Girl Guides was founded in the UK by Lord Robert Baden-Powell in 1910, three years after he launched the boys’ Scouting movement. Baden-Powell was a military scout in Africa during the Boer War. It was here that his ideas for building self-reliance took root. He translated these ideas – minus the military aspects – in a book called Scouting for Boys, which was published in 1908. The reaction was phenomenal and Scout Patrols popped up all over England. Scouting for Boys is the fourth-bestselling title of all time.
Lieutenant Colonel David Cossgrove served in the Boer War with Baden-Powell. Cossgrove was a headmaster in Christchurch and brought the Scout Movement to New Zealand. Cossgrove had four daughters, and his youngest, Muriel, living in a country where women had already had the vote for fifteen years, asked for a girl’s equivalent to Scouts.
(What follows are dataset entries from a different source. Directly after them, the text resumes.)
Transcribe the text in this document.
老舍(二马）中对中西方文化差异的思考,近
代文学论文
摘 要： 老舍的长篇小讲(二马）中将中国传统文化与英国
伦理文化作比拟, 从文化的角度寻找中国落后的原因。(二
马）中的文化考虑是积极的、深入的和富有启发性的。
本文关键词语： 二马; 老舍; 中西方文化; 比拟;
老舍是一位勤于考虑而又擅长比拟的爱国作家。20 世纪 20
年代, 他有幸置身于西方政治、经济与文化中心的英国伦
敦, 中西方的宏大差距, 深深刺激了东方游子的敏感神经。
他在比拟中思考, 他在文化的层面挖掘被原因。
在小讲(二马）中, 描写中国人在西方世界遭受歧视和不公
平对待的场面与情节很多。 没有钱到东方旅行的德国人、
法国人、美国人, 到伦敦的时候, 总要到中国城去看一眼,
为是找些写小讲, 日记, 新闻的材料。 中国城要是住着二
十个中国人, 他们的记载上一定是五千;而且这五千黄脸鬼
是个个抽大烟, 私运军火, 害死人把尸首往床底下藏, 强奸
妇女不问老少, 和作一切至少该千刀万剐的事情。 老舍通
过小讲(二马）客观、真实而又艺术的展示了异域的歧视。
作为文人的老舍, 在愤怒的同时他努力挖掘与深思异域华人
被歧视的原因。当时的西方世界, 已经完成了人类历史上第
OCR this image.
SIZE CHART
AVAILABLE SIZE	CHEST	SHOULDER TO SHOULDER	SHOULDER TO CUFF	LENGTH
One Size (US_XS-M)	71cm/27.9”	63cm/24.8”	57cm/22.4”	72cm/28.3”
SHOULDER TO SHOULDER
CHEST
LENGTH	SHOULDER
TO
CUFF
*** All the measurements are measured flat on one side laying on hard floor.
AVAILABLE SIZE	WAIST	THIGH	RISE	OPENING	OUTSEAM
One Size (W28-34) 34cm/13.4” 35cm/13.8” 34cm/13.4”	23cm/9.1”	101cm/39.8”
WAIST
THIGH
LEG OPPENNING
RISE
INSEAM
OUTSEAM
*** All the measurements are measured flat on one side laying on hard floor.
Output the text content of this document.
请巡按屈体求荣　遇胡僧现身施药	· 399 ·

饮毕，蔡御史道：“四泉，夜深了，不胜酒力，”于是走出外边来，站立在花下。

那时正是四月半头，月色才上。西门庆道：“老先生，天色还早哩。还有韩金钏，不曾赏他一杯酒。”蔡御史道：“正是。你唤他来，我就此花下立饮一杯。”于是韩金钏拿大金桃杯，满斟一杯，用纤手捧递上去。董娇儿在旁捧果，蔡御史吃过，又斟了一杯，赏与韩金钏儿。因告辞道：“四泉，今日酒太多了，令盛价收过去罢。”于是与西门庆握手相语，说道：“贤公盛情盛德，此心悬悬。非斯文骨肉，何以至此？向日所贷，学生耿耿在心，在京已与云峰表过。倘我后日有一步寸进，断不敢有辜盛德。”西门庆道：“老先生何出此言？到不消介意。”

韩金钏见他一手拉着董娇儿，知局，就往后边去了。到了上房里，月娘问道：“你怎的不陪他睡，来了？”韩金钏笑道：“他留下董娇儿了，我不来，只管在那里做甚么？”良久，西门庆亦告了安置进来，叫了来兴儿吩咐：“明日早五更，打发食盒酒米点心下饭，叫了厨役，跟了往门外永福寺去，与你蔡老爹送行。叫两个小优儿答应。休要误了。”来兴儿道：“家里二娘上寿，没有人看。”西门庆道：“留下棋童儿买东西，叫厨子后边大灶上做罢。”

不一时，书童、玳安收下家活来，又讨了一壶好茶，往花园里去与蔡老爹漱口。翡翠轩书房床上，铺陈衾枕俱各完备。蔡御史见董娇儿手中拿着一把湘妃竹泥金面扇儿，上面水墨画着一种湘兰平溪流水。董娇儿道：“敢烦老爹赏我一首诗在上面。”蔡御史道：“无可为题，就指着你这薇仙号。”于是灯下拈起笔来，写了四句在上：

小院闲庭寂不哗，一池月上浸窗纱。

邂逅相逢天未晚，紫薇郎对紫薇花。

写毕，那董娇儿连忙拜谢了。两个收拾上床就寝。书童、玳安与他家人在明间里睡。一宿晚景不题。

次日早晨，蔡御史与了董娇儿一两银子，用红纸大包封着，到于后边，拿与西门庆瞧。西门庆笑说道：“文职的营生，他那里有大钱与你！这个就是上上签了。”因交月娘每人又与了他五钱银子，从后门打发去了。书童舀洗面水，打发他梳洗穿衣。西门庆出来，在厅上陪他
In 1908 – a year before girls in Britain made the same request – Cossgrove organised the Peace Scouts for girls.
On Baden-Powell’s suggestion, Cossgrove wrote Peace Scouting for Girls, which was published in 1910. In 1928, Peace Scouts became GirlGuiding and New Zealand joined the World Association of Girl Guides and Girl Scouts (WAGGGS) as a founding member.
Today, New Zealand is one of 150 countries that belong to the association.